Ajoutez à cela l’envolée actuelle de l’immobilier, mais aussi l’engouement de plus en plus fort des clients pour le bois, produit noble, résistant, chaleureux, et vous comprendrez pourquoi la situation est en train de devenir hors de contrôle. L’entreprise « Bois et dérivés », sentant ces hausses arriver, a ainsi envoyé un courrier le 5 octobre dernier à ses clients professionnels, afin de leur expliquer la situation… tout en leur suggérant de faire attention au moment d’établir leurs devis, en répercutant ces envolées tarifaires annoncées.
Des artisans au bord du vide
« Tout le monde ne l’a pas pris en compte », reprend Michaël Dubail, « et avec la flambée des prix entre-temps, des artisans se retrouvent coincés ». Pour éviter les faillites en rafale, une seule solution d’après ce passionné de la filière bois : que les particuliers ayant déjà signé des devis acceptent d’entamer des discussions en bonne intelligence avec leurs artisans.
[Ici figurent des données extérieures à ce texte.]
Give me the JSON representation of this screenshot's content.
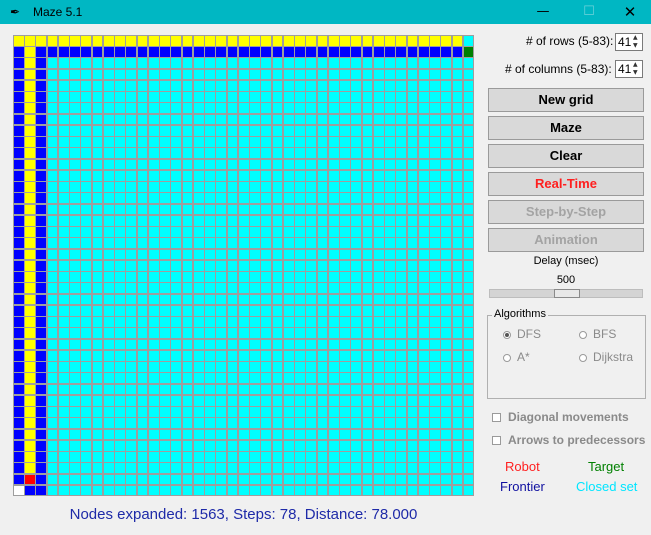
{
  "window": {
    "title": "Maze 5.1",
    "icon": "feather-icon",
    "minimize_glyph": "—",
    "maximize_glyph": "☐",
    "close_glyph": "✕"
  },
  "grid": {
    "rows": 41,
    "columns": 41,
    "colors": {
      "empty": "#00ffff",
      "closed": "#00ffff",
      "frontier": "#0000ff",
      "path": "#ffff00",
      "robot": "#ff0000",
      "target": "#008000",
      "obstacle": "#ffffff",
      "gridline": "#9e9e9e"
    },
    "path_row0_last_col": 39,
    "frontier_row1_last_col": 39,
    "robot_cell": [
      39,
      1
    ],
    "target_cell": [
      1,
      40
    ],
    "white_cell": [
      40,
      0
    ]
  },
  "status_text": "Nodes expanded: 1563, Steps: 78, Distance: 78.000",
  "controls": {
    "rows_label": "# of rows (5-83):",
    "rows_value": "41",
    "columns_label": "# of columns (5-83):",
    "columns_value": "41",
    "spinner_up": "▲",
    "spinner_down": "▼",
    "buttons": {
      "new_grid": "New grid",
      "maze": "Maze",
      "clear": "Clear",
      "real_time": "Real-Time",
      "step_by_step": "Step-by-Step",
      "animation": "Animation"
    },
    "delay_label": "Delay (msec)",
    "delay_value": "500",
    "delay_fraction": 0.5,
    "algorithms_label": "Algorithms",
    "algorithms": {
      "dfs": "DFS",
      "bfs": "BFS",
      "astar": "A*",
      "dijkstra": "Dijkstra",
      "selected": "DFS"
    },
    "diagonal_label": "Diagonal movements",
    "arrows_label": "Arrows to predecessors"
  },
  "legend": {
    "robot": "Robot",
    "target": "Target",
    "frontier": "Frontier",
    "closed_set": "Closed set",
    "robot_color": "#ff2020",
    "target_color": "#008000",
    "frontier_color": "#1010a0",
    "closed_color": "#00e5ff"
  }
}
« Comment voulez-vous, en effet, que ceux-ci engagent des chantiers en sachant qu’ils vont perdre de l’argent dès les premières heures ? Ce qui peut se passer : soit l’artisan réalise un travail qui n’est pas à la hauteur de son exécution habituelle, soit il met la clé sous la porte au milieu du chantier. Honnêtement, je crains de grosses défaillances dans les prochains mois ». Un deuxième semestre 2021 qui pourrait, qui plus est, être marqué par un terme redouté de tous, plus encore que l’augmentation des prix : la pénurie de bois, qui semble plus que jamais inévitable.